Organized labor in the US currently is fighting a Bush administration proposal that would deprive up to 8 million wokrers of the right to time-and-a-half pay for overtime work. The Washington Post reports that workers have been flooding the Labor Department with letters opposing the plan:

“Shame on you, President Bush,” Patrick L. Crane, 47, a prison guard from Highland, Ill., wrote to the department in early June. “. . . I would not appreciate being mandated to work extra hours in a prison and become injured or killed for working exhausted.”

Crane said he has used his time-and-a-half pay to replace his car’s broken transmission; help care for his mother, who has dementia; and pay medical bills for his brain cancer treatments…

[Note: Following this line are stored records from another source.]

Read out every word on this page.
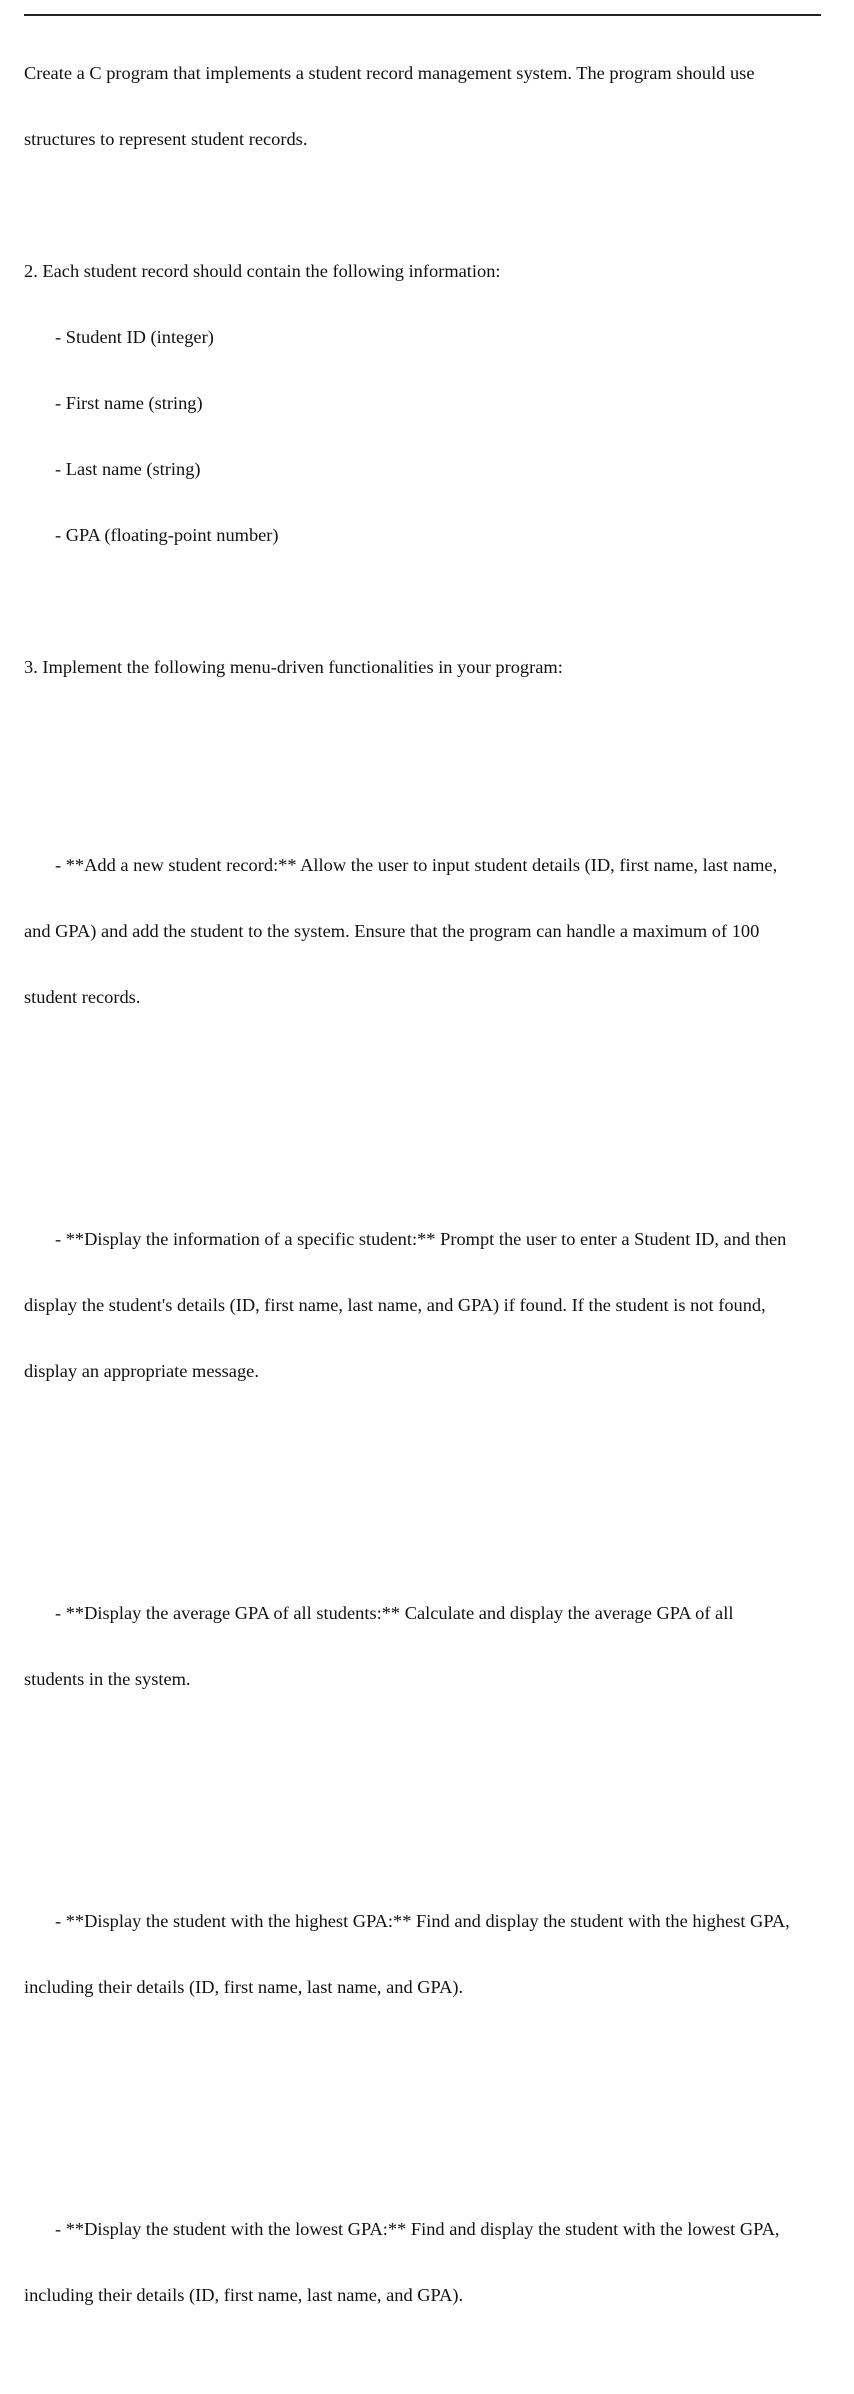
Create a C program that implements a student record management system. The program should use

structures to represent student records.

2. Each student record should contain the following information:

- Student ID (integer)

- First name (string)

- Last name (string)

- GPA (floating-point number)

3. Implement the following menu-driven functionalities in your program:

- **Add a new student record:** Allow the user to input student details (ID, first name, last name,

and GPA) and add the student to the system. Ensure that the program can handle a maximum of 100

student records.

- **Display the information of a specific student:** Prompt the user to enter a Student ID, and then

display the student's details (ID, first name, last name, and GPA) if found. If the student is not found,

display an appropriate message.

- **Display the average GPA of all students:** Calculate and display the average GPA of all

students in the system.

- **Display the student with the highest GPA:** Find and display the student with the highest GPA,

including their details (ID, first name, last name, and GPA).

- **Display the student with the lowest GPA:** Find and display the student with the lowest GPA,

including their details (ID, first name, last name, and GPA).
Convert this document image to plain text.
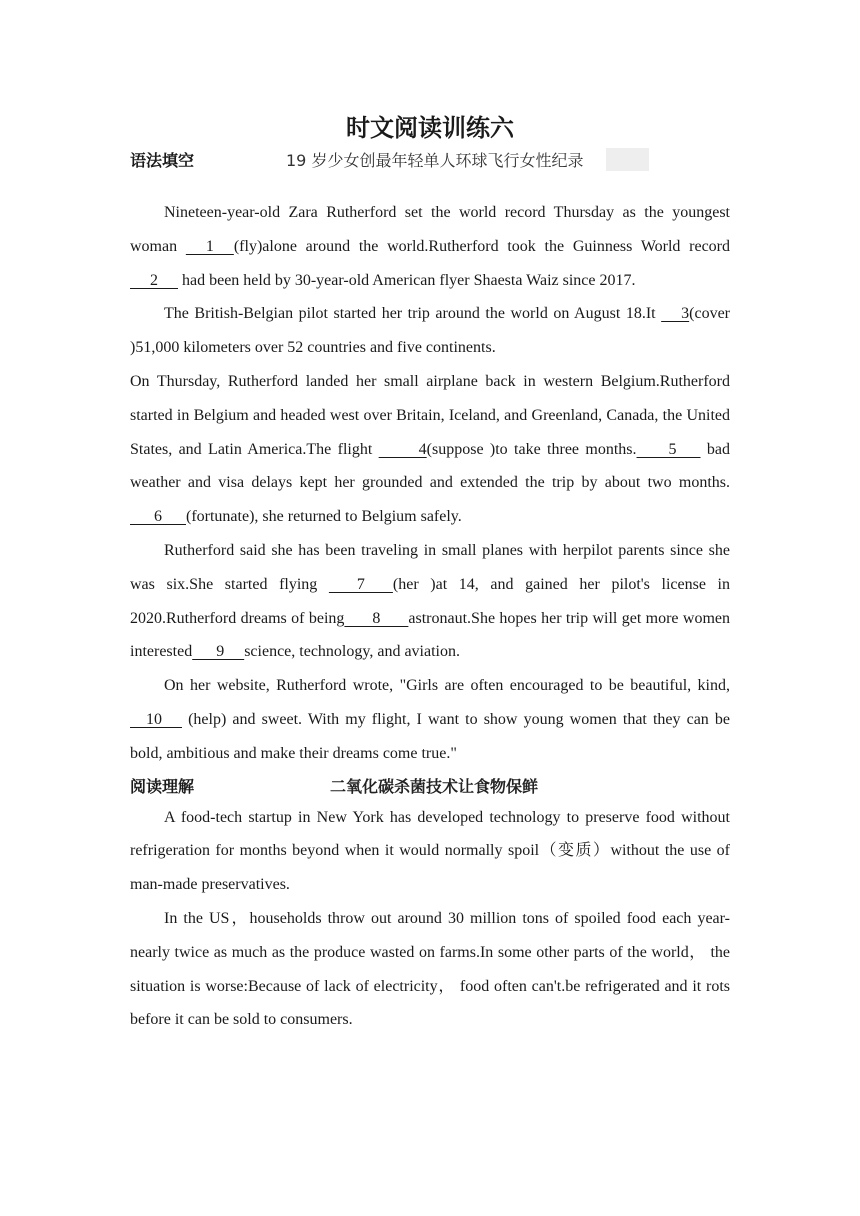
时文阅读训练六
语法填空	19 岁少女创最年轻单人环球飞行女性纪录

Nineteen-year-old Zara Rutherford set the world record Thursday as the youngest woman      1     (fly)alone around the world.Rutherford took the Guinness World record      2      had been held by 30-year-old American flyer Shaesta Waiz since 2017.

The British-Belgian pilot started her trip around the world on August 18.It      3(cover )51,000 kilometers over 52 countries and five continents.

On Thursday, Rutherford landed her small airplane back in western Belgium.Rutherford started in Belgium and headed west over Britain, Iceland, and Greenland, Canada, the United States, and Latin America.The flight           4(suppose )to take three months.        5       bad weather and visa delays kept her grounded and extended the trip by about two months.      6      (fortunate), she returned to Belgium safely.

Rutherford said she has been traveling in small planes with herpilot parents since she was six.She started flying        7       (her )at 14, and gained her pilot's license in 2020.Rutherford dreams of being       8       astronaut.She hopes her trip will get more women interested      9     science, technology, and aviation.

On her website, Rutherford wrote, "Girls are often encouraged to be beautiful, kind,    10      (help) and sweet. With my flight, I want to show young women that they can be bold, ambitious and make their dreams come true."

阅读理解	二氧化碳杀菌技术让食物保鲜

A food-tech startup in New York has developed technology to preserve food without refrigeration for months beyond when it would normally spoil（变质）without the use of man-made preservatives.

In the US，households throw out around 30 million tons of spoiled food each year-nearly twice as much as the produce wasted on farms.In some other parts of the world， the situation is worse:Because of lack of electricity， food often can't.be refrigerated and it rots before it can be sold to consumers.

“Please do not take away our overtime pay,” wrote Megan Musser, 22, of Severn, Md., who said her husband, David, worked 30 hours of overtime a week so that Megan could be a stay-at-home mother to their daughter, Bailey, for the first 2 1/2 years of her life instead of working nights as a waitress. In her letter, she called the Labor Department plan “deplorable”…

“The 40-hour week was enshrined in American labor law during the Great Depression,” wrote Ron A. Nerad, a computer systems integrator in St. Louis. “It’s still a good idea. Workers who labor longer deserve premium pay. Why? Because it creates an incentive for the employer to treat the employee’s time with respect!”

Meanwhile business groups are supporting the Bush proposal and asking for even more exemptions.

Now I suppose it’s possible that labor’s position on on this issue is in fact a reactionary effort to defend the status quo, while business leaders seeking to cut costs by cutting overtime pay are the real progressives. But I hope you’ll indulge an old-fashioned coot like me if I choose to believe otherwise.